Now with all that’s mentioned above, I also am very aware of over-engineering and aren’t we all so good at it. So, when I’m not in the mood to over-engineer something, I’d like a simple way of accomplishing a task. Without all the enterprise application pattern abstractions, etc… Sometimes I just want to create a quick prototype, start off simple, then grow it if needed into a production ready piece of software. Eventually through constant refactoring, I’ll add the necessary patterns/abstractions as my requirements grow or change.
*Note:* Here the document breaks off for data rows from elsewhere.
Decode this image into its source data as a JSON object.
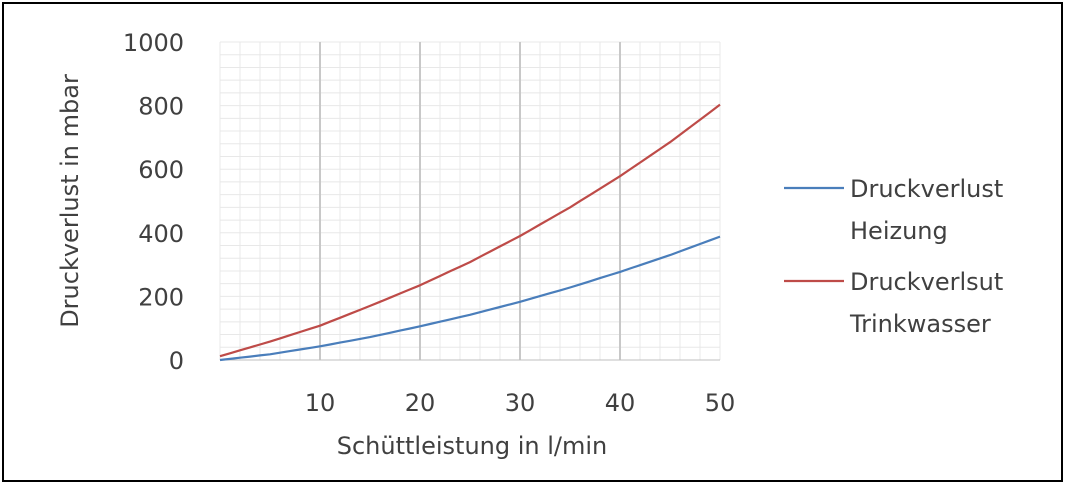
{
  "chart_data": {
    "type": "line",
    "title": "",
    "xlabel": "Schüttleistung in l/min",
    "ylabel": "Druckverlust in mbar",
    "xlim": [
      0,
      50
    ],
    "ylim": [
      0,
      1000
    ],
    "x_ticks": [
      "10",
      "20",
      "30",
      "40",
      "50"
    ],
    "y_ticks": [
      "0",
      "200",
      "400",
      "600",
      "800",
      "1000"
    ],
    "grid": true,
    "legend_position": "right",
    "series": [
      {
        "name_lines": [
          "Druckverlust",
          "Heizung"
        ],
        "color": "#4a7ebb",
        "x": [
          0,
          5,
          10,
          15,
          20,
          25,
          30,
          35,
          40,
          45,
          50
        ],
        "y": [
          0,
          18,
          43,
          72,
          106,
          142,
          183,
          228,
          277,
          330,
          388
        ]
      },
      {
        "name_lines": [
          "Druckverlsut",
          "Trinkwasser"
        ],
        "color": "#be4b48",
        "x": [
          0,
          5,
          10,
          15,
          20,
          25,
          30,
          35,
          40,
          45,
          50
        ],
        "y": [
          12,
          58,
          108,
          170,
          235,
          308,
          390,
          480,
          578,
          685,
          803
        ]
      }
    ]
  }
}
With all the above rant, I’m yet to find a framework that can do this. Rails maybe comes close, only one problem. ActiveRecord is very limited and sucks. Besides the mapping limitations, you also bind your domain objects to the relational model and are constrained into modeling your domain in a unnatural way. This might be fine if you’re building a small app in its isolation, but it’s a huge technical debt if you’re building a service model on top of a persistence model that might be used/reused by other domains or services, etc… I want to have a consistent, coherent domain which is available as a service to other services, like webapps, background processes, etc… Good luck doing this with Rails. It is true that when I’m first starting my app this might not be a requirement, but like any other startup company, we have a vision and if that vision is realized, we’d rather not have that much technical debt to pay before we can move forward.

So after all the rant above, what is it that I want? Here is a list. It’s not comprehensive, just things I can think of at this time. I’ll update it as I think of anything else.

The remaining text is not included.